J’aimerais évoquer deux causes principales peu reprises par les médias mais qui m’apparaissent pourtant déterminantes.

  1. Une société a besoin de cadres normatifs clairement exprimés et assumés. Les déconstructions philosophiques du XXème siècle ont eu le tort de considérer que seul le relativisme avait une réalité. A trop vouloir s’attaquer aux idées en les soupçonnant d’avoir des souterrains inavouables, et en ayant abordé la société moderne par le regard nietzschéen de ce toujours plus sans fin et sans cause, nous avons oublié que la critique des idées… était aussi une idéologie.
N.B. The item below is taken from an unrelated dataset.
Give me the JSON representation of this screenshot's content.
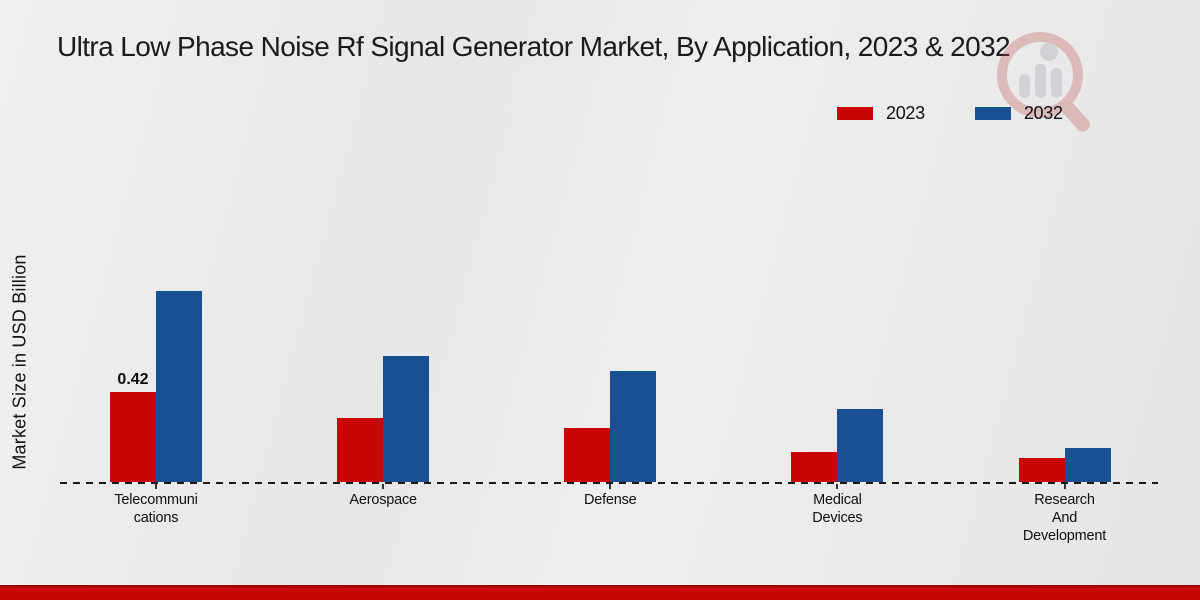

On ne peut agréger une population, la rendre collectivement cohérente et lui donner l’envie de participer à sa propre histoire tout en lui susurrant sans cesse que tout se vaut et que la société est une entrave à la liberté individuelle. Car on semble un peu vite oublier que sans la cohésion nationale, sans la structure étatique, 60 millions d’individus livrés à eux-mêmes dépériraient en quelques années.
  2. La seconde cause est pendante de la première. La France, comme tous les grands pays européens, depuis les traumatismes des deux conflits mondiaux, ne veut plus assumer de posture de combat avec les autres Etats. Cela est vrai sur le plan militaire mais aussi – et surtout – sur le plan idéologique et commercial. Les pays de la vieille Europe n’ont plus aucun goût pour l’affrontement. On rechigne à parler de guerre économique, on traîne des pieds à s’armer, on renonce à lutter contre les attaques industrielles des pays émergents… Mais une telle lassitude est aussi la marque des vaincus, de ceux qui renoncent à ce qu’ils sont et qui ne peuvent au final endiguer la déferlante des autres nations – Chine, pays émergents, USA… – persuadées, elles,  que tout est combat. Ne pas lutter, c’est aussi admettre qu’on n’a rien à défendre, que rien ne vaut la peine du  sacrifice. C’est en cela que l’absence d’identité claire redevient en surbrillance. Il faut croire en quelque chose pour accepter le sacrifice.

Il y a quelques jours, nous commémorions le 11 novembre 1918. Si la guerre s’était déroulée dans la France d’aujourd’hui, que serions-nous devenus ?

Sans une réelle refondation de la société autour de valeurs partagées et fortement structurées sur une identité qui n’oublie pas le passé, la France est un pays en voie de régression définitive.